Ma come si arriva ad avere questo profilo? Facile: attraverso una dieta ricca di carboidrati e povera di grassi. Non avete capito male, né io sto delirando (è tutto su PubMed, cercare per credere): l’assunzione di elevate quantità di carboidrati aumenta i livelli sia di small dense-LDL sia di trigliceridi, e abbassa quelli di HDL. Un’alimentazione che, invece, preveda la presenza (non l’eccesso) di grassi – anche saturi –  e di cibi come uova, pesce, formaggi, carne, oli vegetali non raffinati e frutta secca, promuove l’aumento delle large buoyant-LDL e anche delle HDL, a scapito dei trigliceridi e delle small dense-LDL.

Inoltre, si è visto che il colesterolo alimentare NON influisce significativamente sui livelli totali di LDL, e che il consumo quotidiano di uova riduce i livelli di small dense-LDL. In un recente studio, infatti, il livello di small dense-LDL si è ridotto del 18% in coloro che hanno consumato 3 uova al giorno per un periodo di 12 settimane.

A oggi, i test per misurare i sottotipi di LDL in circolazione non sono molti, ma la ricerca sta facendo progressi, e nei laboratori più avanzati è possibile trovare questo tipo di analisi.

Inoltre, un metodo indiretto, ma anche facile e veloce in quanto auto-somministrabile, è quello di misurare la glicemia prima e un’ora dopo il pasto: il valore di glicemia post-prandiale, infatti, indica non solo l’aumento di glucosio nel sangue, ma anche quello delle small dense-LDL. Perché? Perché i cibi che più aumentano la glicemia sono gli stessi che aumentano le sd-LDL: quelli ricchi di carboidrati!

Se adesso vi sentite un po’ confusi, non vi biasimo.

Dopo cinquanta anni di disinformazione e continuo bombardamento contro il colesterolo, è comprensibile che se ne abbia “paura”. Ma non è mai troppo tardi per informarsi e… ricredersi.

Il mio consiglio? Dite addio alla dieta low-fat e ai pregiudizi sul colesterolo, per il vostro bene.

 

    

Bibliografia (una piccola parte di quella che potete consultare in letteratura):

–          Low-Density Lipoprotein Subclass Patterns and Risk of Myocardial Infarction Melissa A. Austin, PhD; Jan L. Breslow, MD; Charles H. Hennekens, MD; Julie E. Buring, DSc; Walter C. Willett, MD; Ronald M. Krauss, MD. JAMA 1988; 260(13):1917-1921. doi:10.1001/jama.1988.03410130125037.

–          Plasma Oxidized Low-Density Lipoprotein, a Strong Predictor for Acute Coronary Heart Disease Events in Apparently Healthy, Middle-Aged Men From the General Population Christa Meisinger, Jens Baumert, Natalie Khuseyinova, Hannelore Loewel, and Wolfgang Koenig. Circulation. 2005

–          Low-density lipoprotein subclass patterns and lipoprotein response to a reduced-fat diet in men.
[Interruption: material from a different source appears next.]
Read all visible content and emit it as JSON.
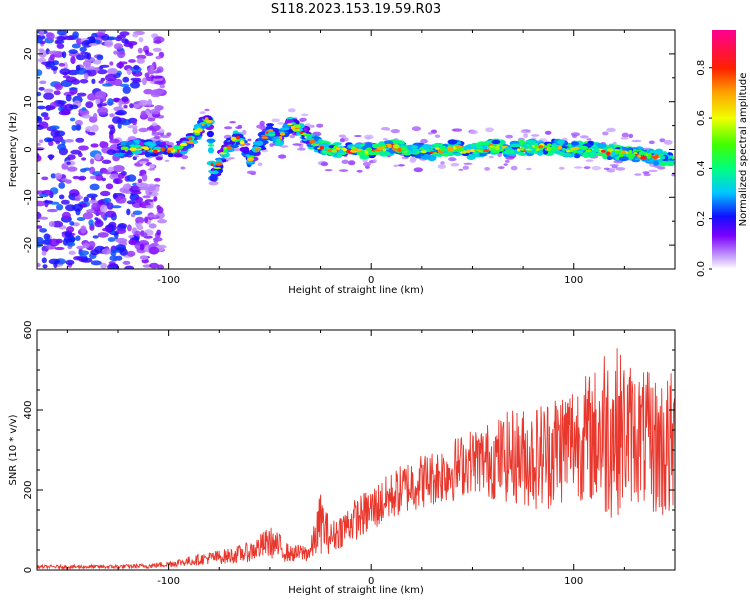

Dreon DM1, Fernstrom HA, Miller B, Krauss RM. FASEB J. 1994 Jan;8(1):121-6.

–          High intake of cholesterol results in less atherogenic low-density lipoprotein particles in men and women independent of response classification. Herron KL, Lofgren IE, Sharman M, Volek JS, Fernandez ML. Metabolism. 2004 Jun;53(6):823-30.

–          The cholesterol myths – Exposing the fallacy that saturated fats and cholesterol cause heart disease. Uffe Ravnskow.